The aim of the present study was to find biomarkers of aggressiveness in PitNETs and report the correlation between E2F1 and miR-17-5p in the regulation of the pituitary tumorigenesis.
Methods: In this cross-sectional descriptive study, we evaluated the expression of E2F1, c-myc and two microRNAs of miR-17~92 cluster (miR-20a and miR-17-5p) by qRT-PCR in 60 human PitNET samples: 29 gonadotrophs (GT), 15 functioning somatotrophs (fST), 8 functioning corticotrophs (fCT) and 8 silent corticotrophs (sCT). Clinical, radiological and pathological data were recovered to determine the pre-operative behavior of the tumour. We defined invasiveness if the tumour invaded one of the cavernous or sphenoid sinus. We defined aggressiveness depending on the invasiveness of the tumours and the Ki-67 expression.

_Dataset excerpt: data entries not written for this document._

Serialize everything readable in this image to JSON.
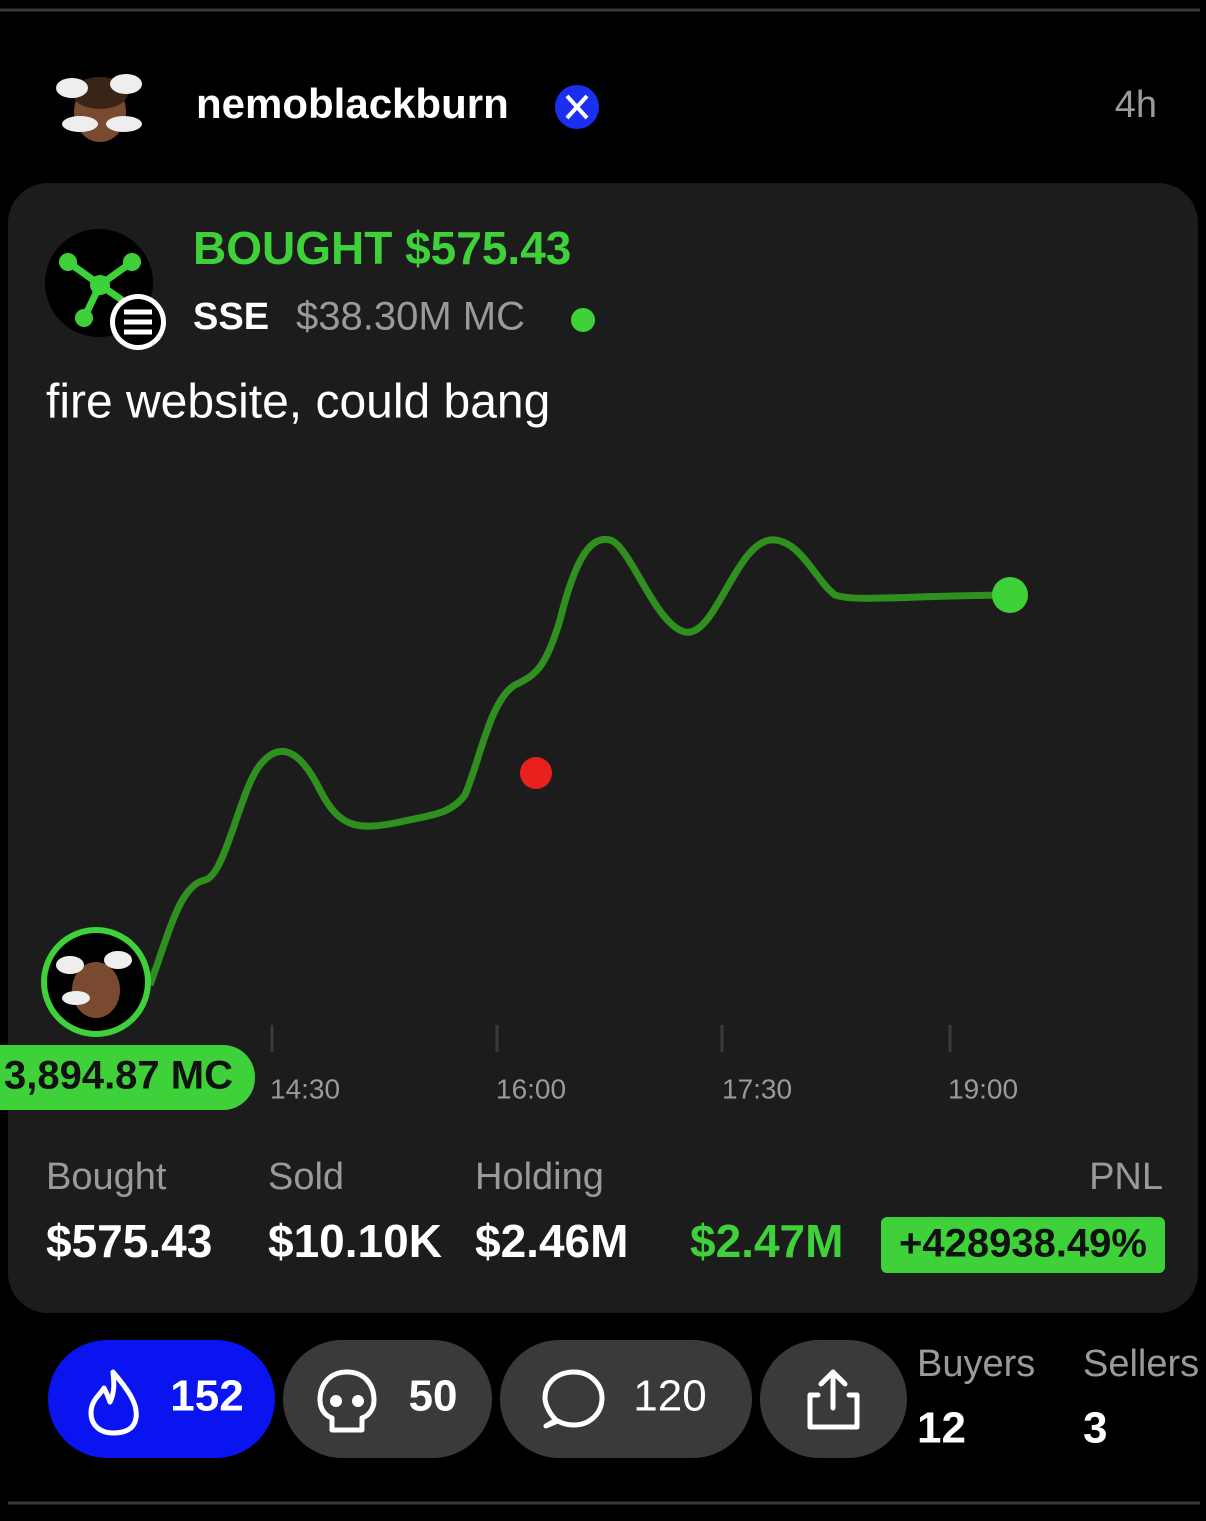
{
  "header": {
    "username": "nemoblackburn",
    "time": "4h"
  },
  "trade": {
    "action": "BOUGHT $575.43",
    "ticker": "SSE",
    "market_cap": "$38.30M MC",
    "comment": "fire website, could bang",
    "entry_label": "3,894.87 MC",
    "time_labels": [
      "14:30",
      "16:00",
      "17:30",
      "19:00"
    ]
  },
  "stats": {
    "bought_label": "Bought",
    "bought": "$575.43",
    "sold_label": "Sold",
    "sold": "$10.10K",
    "holding_label": "Holding",
    "holding": "$2.46M",
    "pnl_label": "PNL",
    "pnl_value": "$2.47M",
    "pnl_percent": "+428938.49%"
  },
  "actions": {
    "fire": "152",
    "skull": "50",
    "comments": "120"
  },
  "counts": {
    "buyers_label": "Buyers",
    "buyers": "12",
    "sellers_label": "Sellers",
    "sellers": "3"
  }
}
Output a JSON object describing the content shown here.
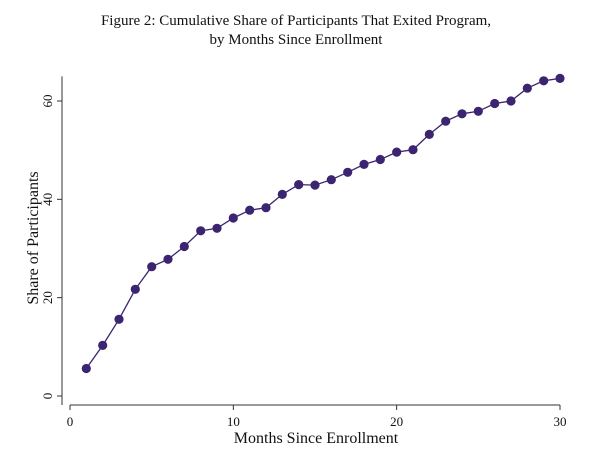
{
  "chart_data": {
    "type": "line",
    "title": "Figure 2: Cumulative Share of Participants That Exited Program,",
    "subtitle": "by Months Since Enrollment",
    "xlabel": "Months Since Enrollment",
    "ylabel": "Share of Participants",
    "xlim": [
      0,
      30
    ],
    "ylim": [
      0,
      65
    ],
    "x_ticks": [
      0,
      10,
      20,
      30
    ],
    "y_ticks": [
      0,
      20,
      40,
      60
    ],
    "grid": false,
    "color": "#3b2470",
    "x": [
      1,
      2,
      3,
      4,
      5,
      6,
      7,
      8,
      9,
      10,
      11,
      12,
      13,
      14,
      15,
      16,
      17,
      18,
      19,
      20,
      21,
      22,
      23,
      24,
      25,
      26,
      27,
      28,
      29,
      30
    ],
    "y": [
      5.6,
      10.3,
      15.6,
      21.7,
      26.3,
      27.8,
      30.4,
      33.6,
      34.1,
      36.2,
      37.8,
      38.3,
      41.0,
      43.0,
      42.9,
      44.0,
      45.5,
      47.1,
      48.1,
      49.6,
      50.1,
      53.2,
      55.9,
      57.4,
      57.9,
      59.5,
      60.0,
      62.6,
      64.1,
      64.6
    ]
  }
}
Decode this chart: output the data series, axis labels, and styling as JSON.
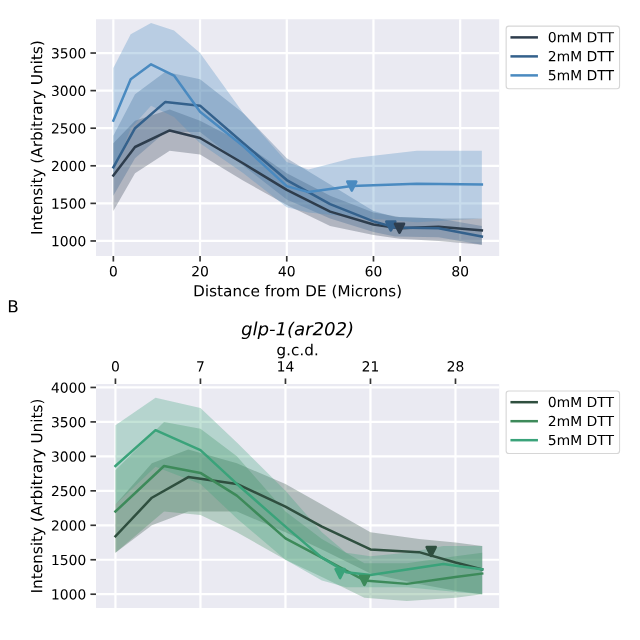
{
  "chart_data": [
    {
      "type": "line",
      "xlabel": "Distance from DE (Microns)",
      "ylabel": "Intensity (Arbitrary Units)",
      "xlim": [
        -4,
        89
      ],
      "xticks": [
        0,
        20,
        40,
        60,
        80
      ],
      "ylim": [
        800,
        3950
      ],
      "yticks": [
        1000,
        1500,
        2000,
        2500,
        3000,
        3500
      ],
      "grid": true,
      "legend": "right",
      "series": [
        {
          "name": "0mM DTT",
          "color": "#2e3d4d",
          "x": [
            0,
            5,
            13,
            20,
            30,
            40,
            50,
            60,
            66,
            75,
            85
          ],
          "values": [
            1870,
            2250,
            2470,
            2370,
            2030,
            1680,
            1390,
            1220,
            1170,
            1190,
            1140
          ],
          "lower": [
            1400,
            1900,
            2200,
            2150,
            1800,
            1480,
            1200,
            1080,
            1030,
            1000,
            950
          ],
          "upper": [
            2300,
            2600,
            2750,
            2600,
            2300,
            1900,
            1600,
            1380,
            1320,
            1300,
            1300
          ]
        },
        {
          "name": "2mM DTT",
          "color": "#34618c",
          "x": [
            0,
            5,
            12,
            20,
            30,
            40,
            50,
            60,
            65,
            75,
            85
          ],
          "values": [
            1980,
            2500,
            2850,
            2800,
            2300,
            1810,
            1490,
            1260,
            1180,
            1170,
            1060
          ],
          "lower": [
            1600,
            2100,
            2450,
            2450,
            2000,
            1550,
            1300,
            1120,
            1060,
            1050,
            950
          ],
          "upper": [
            2400,
            2950,
            3250,
            3150,
            2700,
            2100,
            1750,
            1400,
            1320,
            1300,
            1200
          ]
        },
        {
          "name": "5mM DTT",
          "color": "#4a8ac0",
          "x": [
            0,
            4,
            8.7,
            14,
            20,
            30,
            40,
            45,
            55,
            70,
            85
          ],
          "values": [
            2600,
            3150,
            3350,
            3200,
            2720,
            2260,
            1730,
            1650,
            1730,
            1760,
            1750
          ],
          "lower": [
            1900,
            2500,
            2800,
            2650,
            2300,
            1900,
            1450,
            1380,
            1320,
            1250,
            1300
          ],
          "upper": [
            3300,
            3750,
            3900,
            3800,
            3500,
            2700,
            2050,
            1950,
            2100,
            2200,
            2200
          ]
        },
        {
          "type": "scatter",
          "marker": "triangle",
          "color": "#4a8ac0",
          "x": [
            55
          ],
          "values": [
            1730
          ]
        },
        {
          "type": "scatter",
          "marker": "triangle",
          "color": "#34618c",
          "x": [
            64
          ],
          "values": [
            1200
          ]
        },
        {
          "type": "scatter",
          "marker": "triangle",
          "color": "#2e3d4d",
          "x": [
            66
          ],
          "values": [
            1170
          ]
        }
      ]
    },
    {
      "type": "line",
      "title": "glp-1(ar202)",
      "xlabel": "g.c.d.",
      "ylabel": "Intensity (Arbitrary Units)",
      "xlim": [
        -1.6,
        31.6
      ],
      "xticks": [
        0,
        7,
        14,
        21,
        28
      ],
      "ylim": [
        800,
        4050
      ],
      "yticks": [
        1000,
        1500,
        2000,
        2500,
        3000,
        3500,
        4000
      ],
      "grid": true,
      "legend": "right",
      "annotations": [
        "B"
      ],
      "series": [
        {
          "name": "0mM DTT",
          "color": "#2f4f3f",
          "x": [
            0,
            3,
            6,
            10,
            14,
            17,
            21,
            25,
            28,
            30.2
          ],
          "values": [
            1840,
            2400,
            2700,
            2600,
            2270,
            1980,
            1650,
            1610,
            1460,
            1360
          ],
          "lower": [
            1600,
            2000,
            2200,
            2200,
            1900,
            1650,
            1300,
            1150,
            1050,
            1000
          ],
          "upper": [
            2300,
            2900,
            3100,
            2900,
            2600,
            2300,
            1900,
            1800,
            1750,
            1700
          ]
        },
        {
          "name": "2mM DTT",
          "color": "#3d8a5a",
          "x": [
            0,
            4,
            7,
            10,
            14,
            17,
            20.5,
            24,
            28,
            30.2
          ],
          "values": [
            2200,
            2860,
            2760,
            2430,
            1810,
            1530,
            1200,
            1150,
            1250,
            1300
          ],
          "lower": [
            1600,
            2200,
            2150,
            1900,
            1500,
            1250,
            950,
            900,
            950,
            1000
          ],
          "upper": [
            2800,
            3500,
            3400,
            3000,
            2200,
            1800,
            1450,
            1450,
            1550,
            1600
          ]
        },
        {
          "name": "5mM DTT",
          "color": "#3aa37a",
          "x": [
            0,
            3.3,
            7,
            10,
            14,
            17,
            19,
            21,
            24,
            27,
            30.2
          ],
          "values": [
            2860,
            3380,
            3090,
            2600,
            1980,
            1530,
            1320,
            1280,
            1360,
            1440,
            1360
          ],
          "lower": [
            2300,
            2850,
            2600,
            2100,
            1500,
            1200,
            1100,
            1100,
            1100,
            1050,
            1000
          ],
          "upper": [
            3450,
            3850,
            3700,
            3200,
            2500,
            1900,
            1600,
            1550,
            1600,
            1700,
            1700
          ]
        },
        {
          "type": "scatter",
          "marker": "triangle",
          "color": "#2f4f3f",
          "x": [
            26
          ],
          "values": [
            1620
          ]
        },
        {
          "type": "scatter",
          "marker": "triangle",
          "color": "#3d8a5a",
          "x": [
            20.5
          ],
          "values": [
            1200
          ]
        },
        {
          "type": "scatter",
          "marker": "triangle",
          "color": "#3aa37a",
          "x": [
            18.5
          ],
          "values": [
            1300
          ]
        }
      ]
    }
  ]
}
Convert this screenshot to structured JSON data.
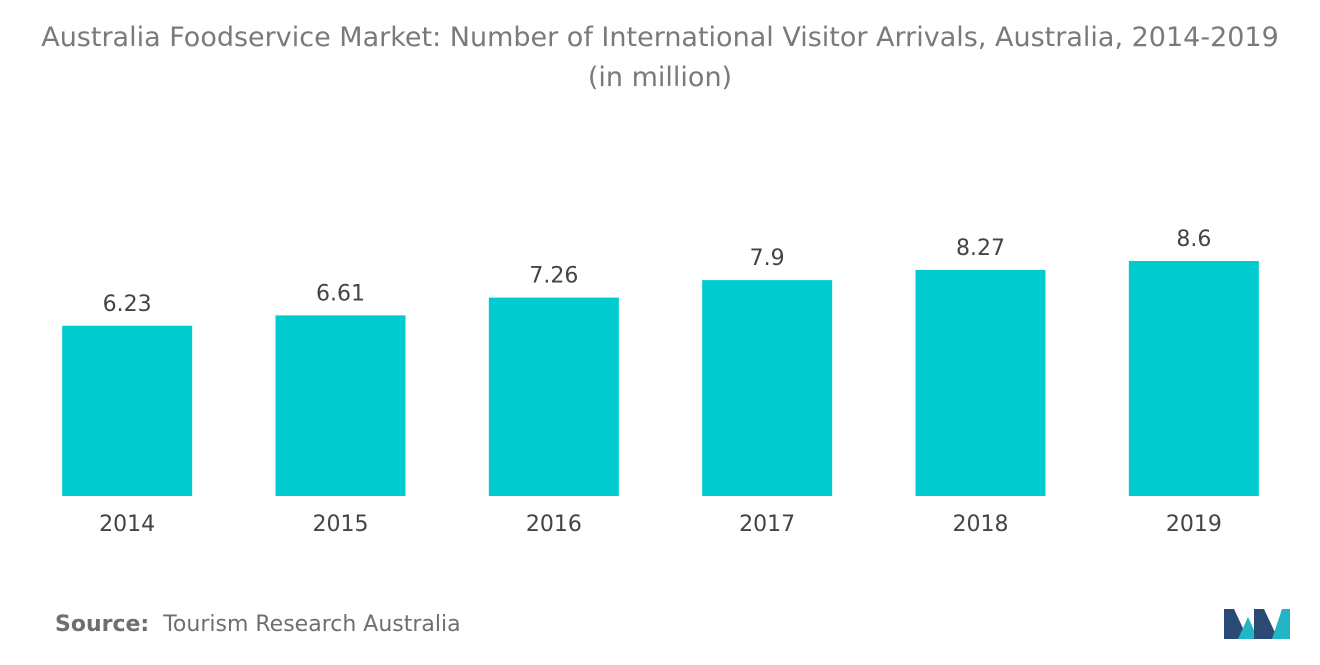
{
  "title": {
    "line1": "Australia Foodservice Market: Number of International Visitor Arrivals, Australia, 2014-2019",
    "line2": "(in million)"
  },
  "source": {
    "label": "Source:",
    "text": "Tourism Research Australia"
  },
  "colors": {
    "bar": "#00CCCF",
    "text": "#444444",
    "title": "#7a7a7a",
    "logo_dark": "#2B4A74",
    "logo_light": "#23B5C6"
  },
  "chart_data": {
    "type": "bar",
    "title": "Australia Foodservice Market: Number of International Visitor Arrivals, Australia, 2014-2019 (in million)",
    "categories": [
      "2014",
      "2015",
      "2016",
      "2017",
      "2018",
      "2019"
    ],
    "values": [
      6.23,
      6.61,
      7.26,
      7.9,
      8.27,
      8.6
    ],
    "data_labels": [
      "6.23",
      "6.61",
      "7.26",
      "7.9",
      "8.27",
      "8.6"
    ],
    "xlabel": "",
    "ylabel": "",
    "ylim": [
      0,
      8.6
    ],
    "grid": false,
    "legend": "none"
  }
}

Results: E2F1 and c-myc demonstrated different expression in PitNETs depending on subtypes (P = 0.000 and 0.004 respectively). Specifically, GT and sCT showed overexpression of E2F1 compared to the functioning variants (fST and fCT). In the whole series, E2F1 was more expressed in invasive than in non-invasive tumours (P = 0.004). Moreover, E2F1 (P = 0.001) and miR-17-5p (P = 0.011), were overexpressed in tumours with high grade of aggressiveness in the whole series.
Conclusions: We confirm the deregulation of E2F1 and c-myc in the pathogeneis of PitNETs, with different behavior depending on their subtypes. Moreover, E2F1 and miR-17-5p could be good markers of PitNET aggressiveness.